Касалкин громко выругался, ярясь на раскрашенный кусок вибрирующей фанеры. Его левая рука теперь дергала за волосы преподобного Уайта, и проповедник выгибался и дергался из стороны в сторону, стараясь сбросить седока и крича: «Ой-о-о-ой!», так что половина ударов Касалкина приходилась мимо цели, но замахивался он с такой силой, что едва не падал с закорок преподобного.
Расшатав, Говард выдернул из земли шест – выкрашенную белым сосновую палку два на два дюйма и почти четыре фута длиной. Перехватив ее как бейсбольную биту в футе от конца, он подобрался, сделал глубокий вдох и закричал Касалкину:
– Нет!
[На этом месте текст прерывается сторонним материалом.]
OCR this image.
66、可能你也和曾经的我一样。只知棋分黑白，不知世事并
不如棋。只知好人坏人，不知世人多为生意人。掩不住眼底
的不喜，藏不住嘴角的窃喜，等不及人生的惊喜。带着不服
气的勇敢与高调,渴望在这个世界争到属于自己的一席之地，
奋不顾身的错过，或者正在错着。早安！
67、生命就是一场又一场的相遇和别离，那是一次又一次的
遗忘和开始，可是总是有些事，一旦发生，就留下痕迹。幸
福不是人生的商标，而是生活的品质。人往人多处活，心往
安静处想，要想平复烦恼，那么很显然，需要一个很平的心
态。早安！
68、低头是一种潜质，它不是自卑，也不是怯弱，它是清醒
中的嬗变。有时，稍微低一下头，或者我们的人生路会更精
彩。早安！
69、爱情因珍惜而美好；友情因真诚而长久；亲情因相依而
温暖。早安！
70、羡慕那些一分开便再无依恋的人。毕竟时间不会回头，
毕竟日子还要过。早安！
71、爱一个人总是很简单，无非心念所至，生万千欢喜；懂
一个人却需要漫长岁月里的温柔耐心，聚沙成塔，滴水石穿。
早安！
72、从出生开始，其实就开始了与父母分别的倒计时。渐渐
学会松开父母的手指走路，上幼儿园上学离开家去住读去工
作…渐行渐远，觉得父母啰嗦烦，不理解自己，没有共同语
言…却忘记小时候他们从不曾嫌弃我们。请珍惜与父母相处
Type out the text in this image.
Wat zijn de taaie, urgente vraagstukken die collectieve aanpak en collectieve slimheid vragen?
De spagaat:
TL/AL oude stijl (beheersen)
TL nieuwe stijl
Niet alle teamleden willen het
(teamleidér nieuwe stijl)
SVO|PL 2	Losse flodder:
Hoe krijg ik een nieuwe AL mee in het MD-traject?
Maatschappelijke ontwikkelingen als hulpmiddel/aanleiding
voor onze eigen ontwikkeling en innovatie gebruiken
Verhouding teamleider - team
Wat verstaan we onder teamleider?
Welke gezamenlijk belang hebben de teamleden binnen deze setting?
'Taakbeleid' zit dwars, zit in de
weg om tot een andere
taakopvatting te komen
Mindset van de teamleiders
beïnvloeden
Вот так!
Надвинулся Джейсон, заливая их всех электрическим светом, камера зажужжала, когда Говард чуть присел. Преподобный Уайт благодарно отступил, дыша с присвистом, и явно готовый дать Говарду шанс.
– Валяй! – крикнул он. – Один ноль в пользу Джиппера! – И на трясущихся ногах присел на корточки, чтобы сбросить Касалкина наземь.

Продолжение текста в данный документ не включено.